Benim tanıştığım Seyyid Baba, 70’ini aşmış, sevimli, bilge ve emekli bir pir-i fani idi. Kimi kimsesi olmamasına ve yalnız yaşamasına rağmen hatırı sayılır sayıda dostu ve seveni olan birisiydi. Kimya profesörlüğü yanında ilahiyat eğitimi de almıştı.
Seyyid Baba, Boşnak bir dostumun liseden kimya hocası idi. Benim onu tanımam bu dostum sayesinde olmuştu. Seyyid Baba sadece onun değil onun babasının ve kayınbabasının da hocası idi. Seyyid Baba’nın 42 yıl öğretmenlik hizmeti olduğu için bu çok şaşırtıcı gelmiyor. Dile kolay tam 42 yıl…
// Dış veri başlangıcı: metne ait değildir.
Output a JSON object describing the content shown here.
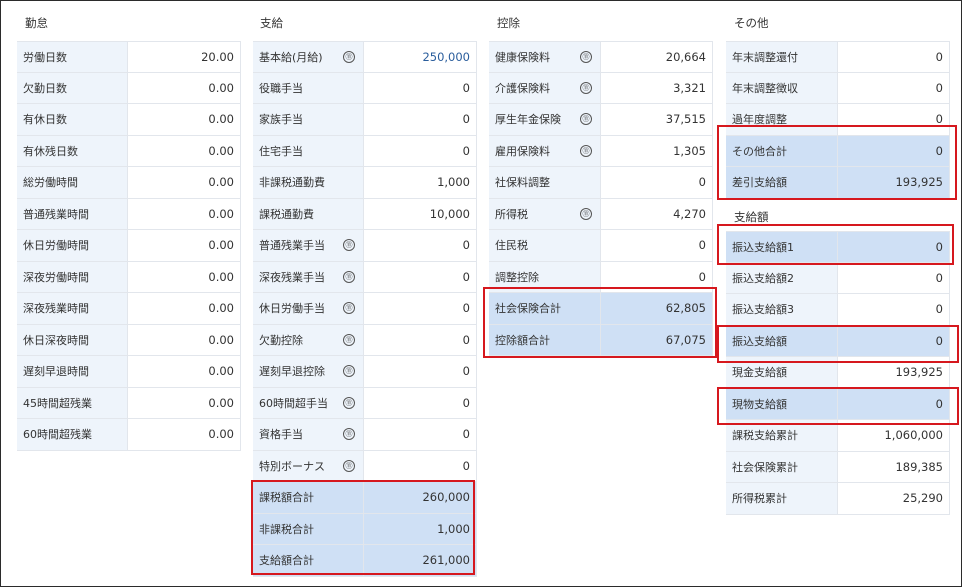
{
  "kintai": {
    "title": "勤怠",
    "rows": [
      {
        "label": "労働日数",
        "value": "20.00"
      },
      {
        "label": "欠勤日数",
        "value": "0.00"
      },
      {
        "label": "有休日数",
        "value": "0.00"
      },
      {
        "label": "有休残日数",
        "value": "0.00"
      },
      {
        "label": "総労働時間",
        "value": "0.00"
      },
      {
        "label": "普通残業時間",
        "value": "0.00"
      },
      {
        "label": "休日労働時間",
        "value": "0.00"
      },
      {
        "label": "深夜労働時間",
        "value": "0.00"
      },
      {
        "label": "深夜残業時間",
        "value": "0.00"
      },
      {
        "label": "休日深夜時間",
        "value": "0.00"
      },
      {
        "label": "遅刻早退時間",
        "value": "0.00"
      },
      {
        "label": "45時間超残業",
        "value": "0.00"
      },
      {
        "label": "60時間超残業",
        "value": "0.00"
      }
    ]
  },
  "shikyu": {
    "title": "支給",
    "rows": [
      {
        "label": "基本給(月給)",
        "value": "250,000",
        "badge": "⑪"
      },
      {
        "label": "役職手当",
        "value": "0"
      },
      {
        "label": "家族手当",
        "value": "0"
      },
      {
        "label": "住宅手当",
        "value": "0"
      },
      {
        "label": "非課税通勤費",
        "value": "1,000"
      },
      {
        "label": "課税通勤費",
        "value": "10,000"
      },
      {
        "label": "普通残業手当",
        "value": "0",
        "badge": "⑪"
      },
      {
        "label": "深夜残業手当",
        "value": "0",
        "badge": "⑪"
      },
      {
        "label": "休日労働手当",
        "value": "0",
        "badge": "⑪"
      },
      {
        "label": "欠勤控除",
        "value": "0",
        "badge": "⑪"
      },
      {
        "label": "遅刻早退控除",
        "value": "0",
        "badge": "⑪"
      },
      {
        "label": "60時間超手当",
        "value": "0",
        "badge": "⑪"
      },
      {
        "label": "資格手当",
        "value": "0",
        "badge": "⑪"
      },
      {
        "label": "特別ボーナス",
        "value": "0",
        "badge": "⑪"
      }
    ],
    "sum_rows": [
      {
        "label": "課税額合計",
        "value": "260,000"
      },
      {
        "label": "非課税合計",
        "value": "1,000"
      },
      {
        "label": "支給額合計",
        "value": "261,000"
      }
    ]
  },
  "kojo": {
    "title": "控除",
    "rows": [
      {
        "label": "健康保険料",
        "value": "20,664",
        "badge": "⑪"
      },
      {
        "label": "介護保険料",
        "value": "3,321",
        "badge": "⑪"
      },
      {
        "label": "厚生年金保険",
        "value": "37,515",
        "badge": "⑪"
      },
      {
        "label": "雇用保険料",
        "value": "1,305",
        "badge": "⑪"
      },
      {
        "label": "社保料調整",
        "value": "0"
      },
      {
        "label": "所得税",
        "value": "4,270",
        "badge": "⑪"
      },
      {
        "label": "住民税",
        "value": "0"
      },
      {
        "label": "調整控除",
        "value": "0"
      }
    ],
    "sum_rows": [
      {
        "label": "社会保険合計",
        "value": "62,805"
      },
      {
        "label": "控除額合計",
        "value": "67,075"
      }
    ]
  },
  "sonota": {
    "title": "その他",
    "rows": [
      {
        "label": "年末調整還付",
        "value": "0"
      },
      {
        "label": "年末調整徴収",
        "value": "0"
      },
      {
        "label": "過年度調整",
        "value": "0"
      }
    ],
    "sum_rows": [
      {
        "label": "その他合計",
        "value": "0"
      },
      {
        "label": "差引支給額",
        "value": "193,925"
      }
    ]
  },
  "shikyugaku": {
    "title": "支給額",
    "rows": [
      {
        "label": "振込支給額1",
        "value": "0",
        "sum": true
      },
      {
        "label": "振込支給額2",
        "value": "0"
      },
      {
        "label": "振込支給額3",
        "value": "0"
      },
      {
        "label": "振込支給額",
        "value": "0",
        "sum": true
      },
      {
        "label": "現金支給額",
        "value": "193,925"
      },
      {
        "label": "現物支給額",
        "value": "0",
        "sum": true
      },
      {
        "label": "課税支給累計",
        "value": "1,060,000"
      },
      {
        "label": "社会保険累計",
        "value": "189,385"
      },
      {
        "label": "所得税累計",
        "value": "25,290"
      }
    ]
  },
  "colors": {
    "highlight_border": "#d6181e",
    "sum_bg": "#cfe0f5",
    "label_bg": "#eef4fb",
    "blue_value": "#2a5d9c"
  }
}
Bu 42 yıllık hizmetin farklı bir yönü de var. Seyyid Baba emekli olunca bir televizyon kanalı gelir ve onunla röportaj yapmak ister. Bu röportajın nedeni oldukça ilginçtir. Seyyid Baba’nın 42 yıllık öğretmenlik hayatında 1 gün dahi devamsızlığı yoktur. Kanal bunun sebebini merak etmiştir. Kendi içinde bir rekor sayılır. Bir işe 42 yıl boyunca devam edeceksiniz ve 1 gün dahi devamsızlığınız olmayacak. Özellikle benim için bu bir hayaldir.
Bu özelliğini duyunca “tamam aradığım adamı buldum” dedim kendime. Ben de merak edip sordum “Seyyid Baba, gerçekten bu doğru mu, 42 yıl boyunca 1 gün dahi devamsızlığın olmadı mı? “Doğrudur evlat” diye cevap verdi. “Yahu, bu süre içinde hiç mi hasta olmadın veya bir mazeretin olmadı ha?” deyince de “mesaiye engel olacak şekilde hiçbir şey olmadı ancak artık yeterince rahatsızlığım var” diye tebessüm ederek cevap verdi.
Seyyid Baba’nın diğer bir özelliği de sufi müziğe düşkünlüğü idi. Bu alanda Bosna’nın başta gelen kaynak kişilerinden biri olduğunu sonradan öğrenmiştim. Kendisiyle yapılan bir çok söyleşi dışında çok sayıda yabancı dile tercüme edilen makaleleri de varmış. İlk tanıştığımız zaman arkadaşlar sufi müziğe olan ilgisinden bahsetmişti. Elinin altında onlarca Osmanlıca ilahi ve kaside kitapları vardı. Seyyid Baba bu kitaplardaki ilahi ve kasidelerin çoğunu makamı ile birlikte ezbere biliyordu. Öyle ki bu ezberler ona, yavaş ve tek tek konuşulması halinde Türkçe anlama ve mukabele etme yeteneğini de katmıştı.
Bu kitaplara bakarken dede ve nineme bir kez daha rahmet okumuştum. Çünkü benzer kitaplar onlarda da vardı ve bu sayede ben genç yaşta Osmanlıca okumayı öğrenmiştim. Seyyid Baba bazı bölümleri bana okutmuştu. Fazla değil sadece 100 yıl önce kendi dilinde yazılmış bir metin ile karşılaşınca “Ben bunu okuyamam” demek ayıp olarak yeter diye düşünüyorum.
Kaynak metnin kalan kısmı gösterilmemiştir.